Speaking to the media during the meter sensitisation forum in Ikorodu, Lagos, he said the firm, in conjunction with Ikeja Electric, decided to hold the forum in Ikorodu due to its size.
Many customers did not know what it entailed to get meters, stressing that they needed to be educated on modalities for getting pre-paid meters, he said.
On payment, he said the government had introduced measures to ease payment for meters.
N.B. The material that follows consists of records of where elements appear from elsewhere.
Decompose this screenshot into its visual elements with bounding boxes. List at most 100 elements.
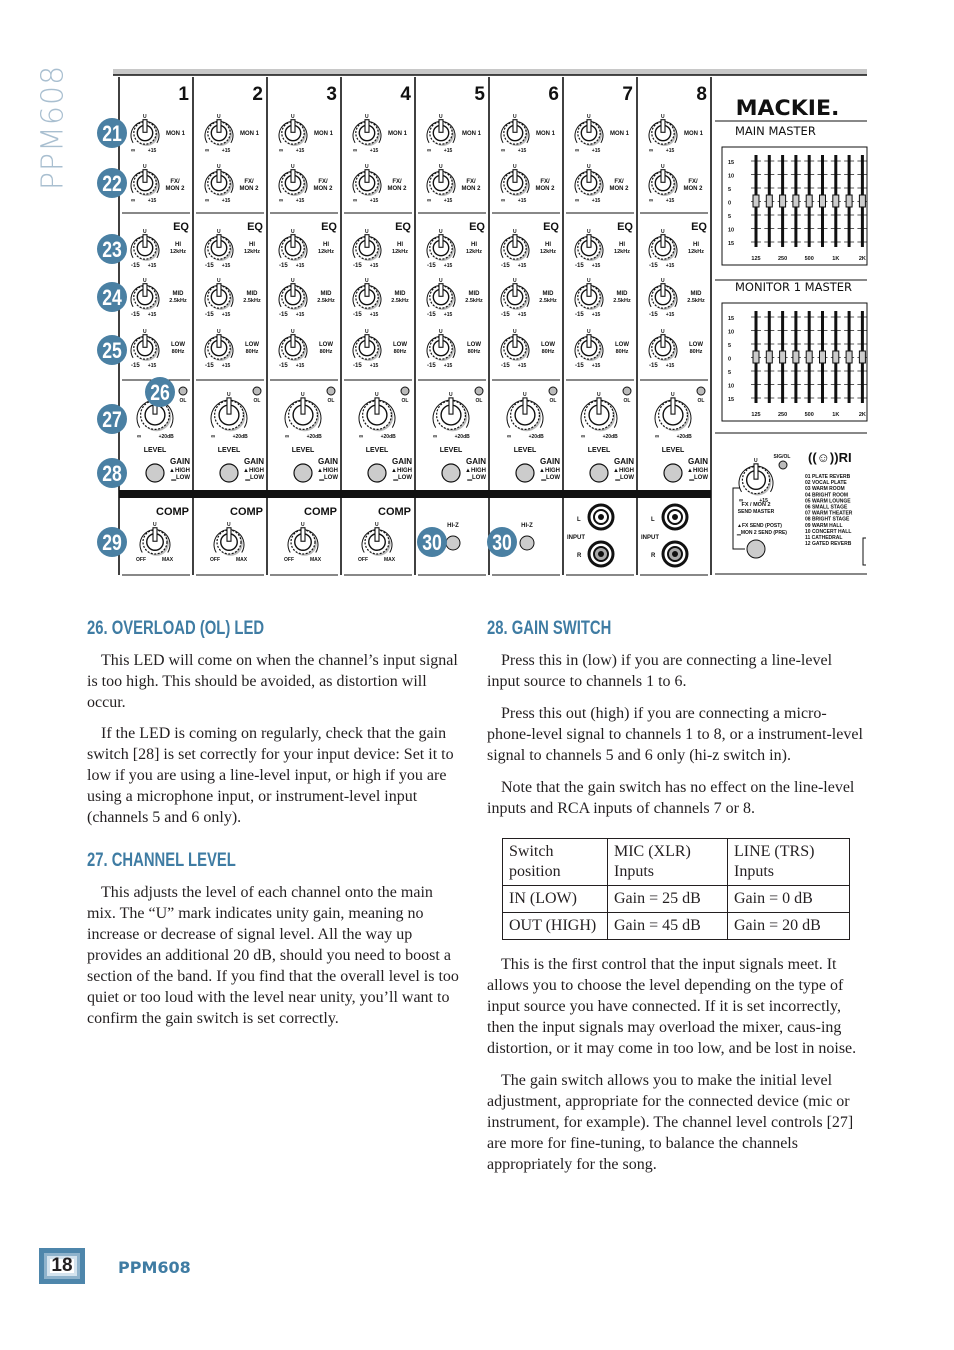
hiz-switch[interactable] — [445, 535, 461, 551]
low-eq-knob[interactable] — [648, 334, 678, 361]
eq-fader-handle[interactable] — [845, 194, 853, 208]
level-knob[interactable] — [432, 397, 470, 432]
fx-mon2-knob[interactable] — [500, 169, 530, 196]
rca-input-jack[interactable] — [587, 540, 615, 568]
gain-label: GAIN — [392, 457, 412, 466]
level-knob[interactable] — [284, 397, 322, 432]
mon1-knob[interactable] — [648, 119, 678, 146]
fx-mon2-knob[interactable] — [278, 169, 308, 196]
gain-switch-button[interactable] — [145, 463, 165, 483]
gain-switch-button[interactable] — [589, 463, 609, 483]
eq-fader-handle[interactable] — [819, 194, 826, 208]
low-eq-knob[interactable] — [352, 334, 382, 361]
mid-eq-knob[interactable] — [648, 283, 678, 310]
knob-max-label: +15 — [592, 263, 601, 269]
low-eq-label: LOW — [171, 342, 185, 348]
mid-eq-knob[interactable] — [500, 283, 530, 310]
mon1-knob[interactable] — [574, 119, 604, 146]
knob-max-label: +15 — [296, 263, 305, 269]
level-knob[interactable] — [580, 397, 618, 432]
eq-fader-handle[interactable] — [805, 350, 813, 364]
rca-input-jack[interactable] — [661, 540, 689, 568]
eq-fader-handle[interactable] — [858, 350, 866, 364]
fx-mon2-knob[interactable] — [648, 169, 678, 196]
eq-fader-handle[interactable] — [805, 194, 813, 208]
eq-fader-handle[interactable] — [792, 194, 800, 208]
hiz-switch[interactable] — [519, 535, 535, 551]
fx-mon2-knob[interactable] — [352, 169, 382, 196]
level-knob[interactable] — [210, 397, 248, 432]
fx-mon2-label: FX/ — [688, 179, 698, 185]
mon1-knob[interactable] — [204, 119, 234, 146]
mid-eq-knob[interactable] — [204, 283, 234, 310]
mid-eq-knob[interactable] — [278, 283, 308, 310]
eq-fader-handle[interactable] — [779, 194, 787, 208]
fx-mon2-knob[interactable] — [204, 169, 234, 196]
hi-eq-knob[interactable] — [204, 234, 234, 261]
eq-fader-handle[interactable] — [792, 350, 800, 364]
low-eq-knob[interactable] — [426, 334, 456, 361]
low-eq-knob[interactable] — [574, 334, 604, 361]
send-master-knob[interactable] — [738, 463, 774, 496]
knob-pointer — [364, 169, 370, 183]
eq-fader-handle[interactable] — [752, 350, 760, 364]
eq-fader-handle[interactable] — [819, 350, 826, 364]
comp-knob[interactable] — [213, 527, 245, 556]
low-eq-knob[interactable] — [500, 334, 530, 361]
hi-eq-knob[interactable] — [574, 234, 604, 261]
fx-mon2-knob[interactable] — [130, 169, 160, 196]
knob-min-label: -15 — [353, 312, 362, 318]
mid-eq-knob[interactable] — [574, 283, 604, 310]
knob-pointer — [216, 234, 222, 248]
mid-eq-knob[interactable] — [426, 283, 456, 310]
fx-mon2-knob[interactable] — [574, 169, 604, 196]
gain-switch-button[interactable] — [293, 463, 313, 483]
mid-eq-knob[interactable] — [130, 283, 160, 310]
mon1-label: MON 1 — [240, 131, 260, 137]
knob-pointer — [290, 119, 296, 133]
knob-min-label: -15 — [501, 363, 510, 369]
hi-eq-knob[interactable] — [500, 234, 530, 261]
gain-switch-button[interactable] — [367, 463, 387, 483]
low-eq-knob[interactable] — [204, 334, 234, 361]
low-eq-knob[interactable] — [278, 334, 308, 361]
hi-eq-knob[interactable] — [648, 234, 678, 261]
eq-fader-handle[interactable] — [779, 350, 787, 364]
mid-eq-knob[interactable] — [352, 283, 382, 310]
gain-switch-button[interactable] — [663, 463, 683, 483]
mon1-knob[interactable] — [130, 119, 160, 146]
level-knob[interactable] — [358, 397, 396, 432]
eq-freq-label: 2K — [859, 412, 866, 418]
level-knob[interactable] — [506, 397, 544, 432]
comp-knob[interactable] — [287, 527, 319, 556]
sig-ol-label: SIG/OL — [774, 454, 791, 460]
hi-eq-knob[interactable] — [352, 234, 382, 261]
hi-eq-knob[interactable] — [426, 234, 456, 261]
comp-knob[interactable] — [139, 527, 171, 556]
low-eq-knob[interactable] — [130, 334, 160, 361]
fx-mon2-knob[interactable] — [426, 169, 456, 196]
eq-fader-handle[interactable] — [765, 194, 773, 208]
rca-input-jack[interactable] — [587, 503, 615, 531]
eq-fader-handle[interactable] — [858, 194, 866, 208]
gain-switch-button[interactable] — [219, 463, 239, 483]
level-knob[interactable] — [654, 397, 692, 432]
hi-eq-knob[interactable] — [278, 234, 308, 261]
mon1-knob[interactable] — [500, 119, 530, 146]
eq-fader-handle[interactable] — [752, 194, 760, 208]
eq-fader-handle[interactable] — [765, 350, 773, 364]
mon1-knob[interactable] — [278, 119, 308, 146]
rca-input-jack[interactable] — [661, 503, 689, 531]
fx-mon2-switch[interactable] — [746, 539, 766, 559]
comp-knob[interactable] — [361, 527, 393, 556]
eq-fader-handle[interactable] — [832, 194, 840, 208]
unity-mark-label: U — [217, 278, 221, 284]
hi-eq-freq-label: 12kHz — [688, 249, 704, 255]
mon1-knob[interactable] — [426, 119, 456, 146]
gain-switch-button[interactable] — [441, 463, 461, 483]
eq-fader-handle[interactable] — [845, 350, 853, 364]
gain-switch-button[interactable] — [515, 463, 535, 483]
mon1-knob[interactable] — [352, 119, 382, 146]
hi-eq-knob[interactable] — [130, 234, 160, 261]
eq-fader-handle[interactable] — [832, 350, 840, 364]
The flexiblity of payment and the ability to spread it over time are measures introduced by the government to ensure the success of the metering scheme.
Also, Balogun said the need to patronise indigenous meter manufacturers was key to the growth of the sector, saying Nigerians should patronise local manufacturers since they have the capacity to produce metres that could be compared with imported ones.
He urged the government to consider a downward review of the prices of meters, arguing that N38,000 and N67,000 for a single-phase meter and three-phase ones were high, when one considered the economic situation in the country.
He advised the government to reduce the prices to ensure that the scheme worked, as well as achieved the goals of metering the country.
In his reaction, the Coordinator of Electricity Consumer Advocacy Network, Akeem Balogun, expressed doubts that MAP could provide meters to customers across the country, saying resolving the issue of estimated billing and closing the metering gap, in view of the number of people in need of the service, were doubtful.
He said NERC, in line with its regulation, allows customers to procure meters from a third party at their own expense, adding that it is not certain that everybody who applied for meters would get them.
On his own part, the Chairman, Joint Action Congress of Electricity Distribution Company, Customers Right (JACEDCR), Amos Olawoye, said MAP was a good move by the government, but noted that the cost of meter, which has been embedded in the tariff, was a way to undermine.
He added that since customers were procuring for themselves, at the point of installation, an undertaking should be signed by the customers, discos and the meter access provider, to clarify things for future purposes.
Industry observer said scarcity of meters is taking its toll on the operation of MAPs, adding that it is not likely that the meter asset providers would close the metering gap of 4,6 million customers in the country.
The observer, who does not want his name mentioned, advised the government, against playing politics with the issue.
He said the inability by the government to address the problems of funding and infrastructure in the metering sub-sector would defeat the purpose for which the new metering plan was conceived.